Maura and I spent a good part of the summer of 2018 clearing out my grandmother’s attic of anything I possibly wanted to keep. There were fewer items on that front than I’d anticipated, though the prospect of shifting heavy crates in the sweltering heat tended to override most feelings of materialistic sentimentality.
The most exciting find was entirely accidental. We were making a final sweep of a dresser beside the attic door when I noticed the bottom of its drawers were lined with old newspaper. It wasn’t just any old newspaper, either. The acid-browned and brittle sheets including the full set of movie listings from the August 31, 1975 edition of The Boston Globe.
I carefully bundled the pages inside an oversized RPG manual and trucked them home for further perusal. Together, they offer a strange and sad and wonderful glimpse into a moment of cinematic and local history. A few of the venues exist in some semi-recognizable form. Most have long since succumbed to the region’s stratospheric real estate prices and propensity for grandiose redevelopment schemes (a.k.a. condos and strip malls).
Only a handful were personally familiar to me. Most existed — and persisted — as garbled memories of the litany of screening locations appended to movie ads on TV and radio stations when I was a kid.
“…Woburn, Lawrence, Dedham and Sack 57!”
So pull your Country Squire into the lot, hang a speaker from the driver-side window, crack open a cold one from the cooler, and enjoy the somewhat faded show…
We used to pass by the shuttered husk of the Lawrence multiplex on the way to adoption training classes in Haverhill. Woburn has undergone a number of expansions and is still going strong. The drive-ins are all long gone.
Those halcyon days before cable and home video became ubiquitous, when revival houses were the primary means of watching older films minus Ronco commercials. The Orson Welles closed down after a fire in 1986. (The block also used to house Looney Tunes, one of my preferred used vinyl shops in the early 90s.) The Brattle and the Coolidge Corner are still hanging in there.
Belmont is the super-rich suburb where Mitt Romney formerly resided, for the record.
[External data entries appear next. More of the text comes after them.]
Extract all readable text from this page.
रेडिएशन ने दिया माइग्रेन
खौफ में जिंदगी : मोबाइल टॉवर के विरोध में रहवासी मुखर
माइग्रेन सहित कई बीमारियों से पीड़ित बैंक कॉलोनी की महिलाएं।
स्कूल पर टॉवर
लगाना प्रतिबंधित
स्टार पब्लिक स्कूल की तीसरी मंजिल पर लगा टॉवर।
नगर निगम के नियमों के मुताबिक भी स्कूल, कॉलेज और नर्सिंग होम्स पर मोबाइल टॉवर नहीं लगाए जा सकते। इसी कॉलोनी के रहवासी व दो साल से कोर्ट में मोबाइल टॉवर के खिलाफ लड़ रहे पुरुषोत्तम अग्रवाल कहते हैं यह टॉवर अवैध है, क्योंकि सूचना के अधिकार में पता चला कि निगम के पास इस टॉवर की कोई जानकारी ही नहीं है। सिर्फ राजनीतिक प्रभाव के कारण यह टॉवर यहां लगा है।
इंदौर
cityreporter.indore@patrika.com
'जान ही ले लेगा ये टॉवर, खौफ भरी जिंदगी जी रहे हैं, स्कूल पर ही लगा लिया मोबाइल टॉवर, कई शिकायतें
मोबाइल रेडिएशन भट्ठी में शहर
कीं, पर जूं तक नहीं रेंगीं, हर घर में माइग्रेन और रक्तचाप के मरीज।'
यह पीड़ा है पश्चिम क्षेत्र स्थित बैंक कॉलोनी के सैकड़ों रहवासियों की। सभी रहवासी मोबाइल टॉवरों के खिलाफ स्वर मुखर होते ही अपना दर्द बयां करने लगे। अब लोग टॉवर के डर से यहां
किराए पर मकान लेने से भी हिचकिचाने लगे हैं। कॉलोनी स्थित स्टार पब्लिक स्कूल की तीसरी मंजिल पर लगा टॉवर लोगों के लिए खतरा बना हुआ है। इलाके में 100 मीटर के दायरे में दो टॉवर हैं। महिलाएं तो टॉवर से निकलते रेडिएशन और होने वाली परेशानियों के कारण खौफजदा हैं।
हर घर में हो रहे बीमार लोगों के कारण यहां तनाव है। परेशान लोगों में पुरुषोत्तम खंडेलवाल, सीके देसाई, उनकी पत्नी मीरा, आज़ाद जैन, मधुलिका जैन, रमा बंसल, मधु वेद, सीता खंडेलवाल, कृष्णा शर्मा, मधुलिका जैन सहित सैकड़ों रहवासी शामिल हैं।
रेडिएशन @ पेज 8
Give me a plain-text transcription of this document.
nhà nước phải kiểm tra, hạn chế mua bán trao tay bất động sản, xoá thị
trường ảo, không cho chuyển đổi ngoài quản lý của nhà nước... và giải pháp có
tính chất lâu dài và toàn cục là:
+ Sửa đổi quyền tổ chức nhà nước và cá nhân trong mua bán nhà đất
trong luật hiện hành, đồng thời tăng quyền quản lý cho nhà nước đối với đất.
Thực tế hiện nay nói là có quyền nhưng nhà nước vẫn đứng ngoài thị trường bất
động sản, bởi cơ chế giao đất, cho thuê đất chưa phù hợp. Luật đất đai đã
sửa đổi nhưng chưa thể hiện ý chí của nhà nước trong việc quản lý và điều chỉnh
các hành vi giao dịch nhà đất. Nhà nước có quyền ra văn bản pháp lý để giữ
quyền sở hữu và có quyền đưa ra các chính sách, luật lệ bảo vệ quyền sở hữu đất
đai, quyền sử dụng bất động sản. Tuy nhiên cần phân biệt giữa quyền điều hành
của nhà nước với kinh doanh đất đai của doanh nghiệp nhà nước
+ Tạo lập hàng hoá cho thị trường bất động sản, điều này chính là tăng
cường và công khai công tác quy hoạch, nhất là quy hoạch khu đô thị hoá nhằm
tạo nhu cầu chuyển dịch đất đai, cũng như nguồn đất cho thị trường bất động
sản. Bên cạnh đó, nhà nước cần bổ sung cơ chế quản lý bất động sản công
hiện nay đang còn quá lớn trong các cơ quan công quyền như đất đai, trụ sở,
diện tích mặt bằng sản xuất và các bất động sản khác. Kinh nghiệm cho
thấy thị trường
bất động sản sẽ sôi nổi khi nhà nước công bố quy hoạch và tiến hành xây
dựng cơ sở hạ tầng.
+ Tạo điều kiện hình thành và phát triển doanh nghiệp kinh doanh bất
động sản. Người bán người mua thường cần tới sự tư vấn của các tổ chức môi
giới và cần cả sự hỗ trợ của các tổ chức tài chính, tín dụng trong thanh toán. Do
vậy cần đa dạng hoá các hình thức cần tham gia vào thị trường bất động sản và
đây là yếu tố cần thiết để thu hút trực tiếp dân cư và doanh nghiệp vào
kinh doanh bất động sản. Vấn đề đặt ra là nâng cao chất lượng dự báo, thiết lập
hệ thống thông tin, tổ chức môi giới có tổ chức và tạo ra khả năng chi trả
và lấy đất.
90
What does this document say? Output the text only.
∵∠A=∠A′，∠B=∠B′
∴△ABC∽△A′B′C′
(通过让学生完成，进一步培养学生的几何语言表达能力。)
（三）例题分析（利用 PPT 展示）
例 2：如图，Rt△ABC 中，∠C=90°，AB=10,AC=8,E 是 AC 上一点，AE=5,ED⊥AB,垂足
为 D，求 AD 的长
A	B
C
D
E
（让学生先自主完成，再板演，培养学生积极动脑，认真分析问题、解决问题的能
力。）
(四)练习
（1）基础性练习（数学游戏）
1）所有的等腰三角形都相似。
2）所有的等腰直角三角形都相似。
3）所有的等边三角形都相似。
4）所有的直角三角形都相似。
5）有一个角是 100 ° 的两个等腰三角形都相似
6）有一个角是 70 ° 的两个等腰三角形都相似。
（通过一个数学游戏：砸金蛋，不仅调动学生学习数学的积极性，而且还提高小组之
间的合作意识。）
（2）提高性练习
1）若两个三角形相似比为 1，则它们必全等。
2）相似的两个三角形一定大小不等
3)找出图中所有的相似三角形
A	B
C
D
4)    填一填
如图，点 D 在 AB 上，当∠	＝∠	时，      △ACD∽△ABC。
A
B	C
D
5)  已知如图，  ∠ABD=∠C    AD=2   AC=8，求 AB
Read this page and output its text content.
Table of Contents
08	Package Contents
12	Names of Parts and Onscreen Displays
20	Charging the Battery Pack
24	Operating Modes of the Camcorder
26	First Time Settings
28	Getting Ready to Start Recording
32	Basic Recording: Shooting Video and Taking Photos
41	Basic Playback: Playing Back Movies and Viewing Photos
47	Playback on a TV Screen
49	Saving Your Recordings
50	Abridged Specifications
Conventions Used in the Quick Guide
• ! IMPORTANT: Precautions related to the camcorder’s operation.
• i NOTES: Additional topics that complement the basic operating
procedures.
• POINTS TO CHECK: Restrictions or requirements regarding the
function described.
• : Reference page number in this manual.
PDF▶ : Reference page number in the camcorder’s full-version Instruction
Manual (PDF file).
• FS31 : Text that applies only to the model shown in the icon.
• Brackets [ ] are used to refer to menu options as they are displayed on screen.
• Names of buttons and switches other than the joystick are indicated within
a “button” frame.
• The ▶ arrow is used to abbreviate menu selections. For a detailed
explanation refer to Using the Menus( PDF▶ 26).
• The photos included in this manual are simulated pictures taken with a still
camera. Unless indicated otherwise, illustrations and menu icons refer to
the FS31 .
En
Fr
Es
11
The (long gone) Pinehurst Drive-in in Billerica was where I first watched Star Wars and Superman during their initial runs. Its pre-movie piped-in audio provided my initial exposure to “Heart of Glass,” which spooked the heck out of me at the time.
Here we have Young Maura’s stomping grounds. The list of movies she watched at Medford Cinema through her tween years would both amaze and fill you with envy. She also remembers getting scared of something at the Medford drive-in and crying when she was really young.
You couldn’t do a better job capturing a cultural moment if you tried. Yeah, a strong case could me made for swapping in Jaws or Rollerball for Hennessy, but having a largely forgotten thriller anchored by a pair of familiar stars fits the temporal snapshot perfectly.
And that’s a nice use of the future Micronauts font for The Dragon Flies.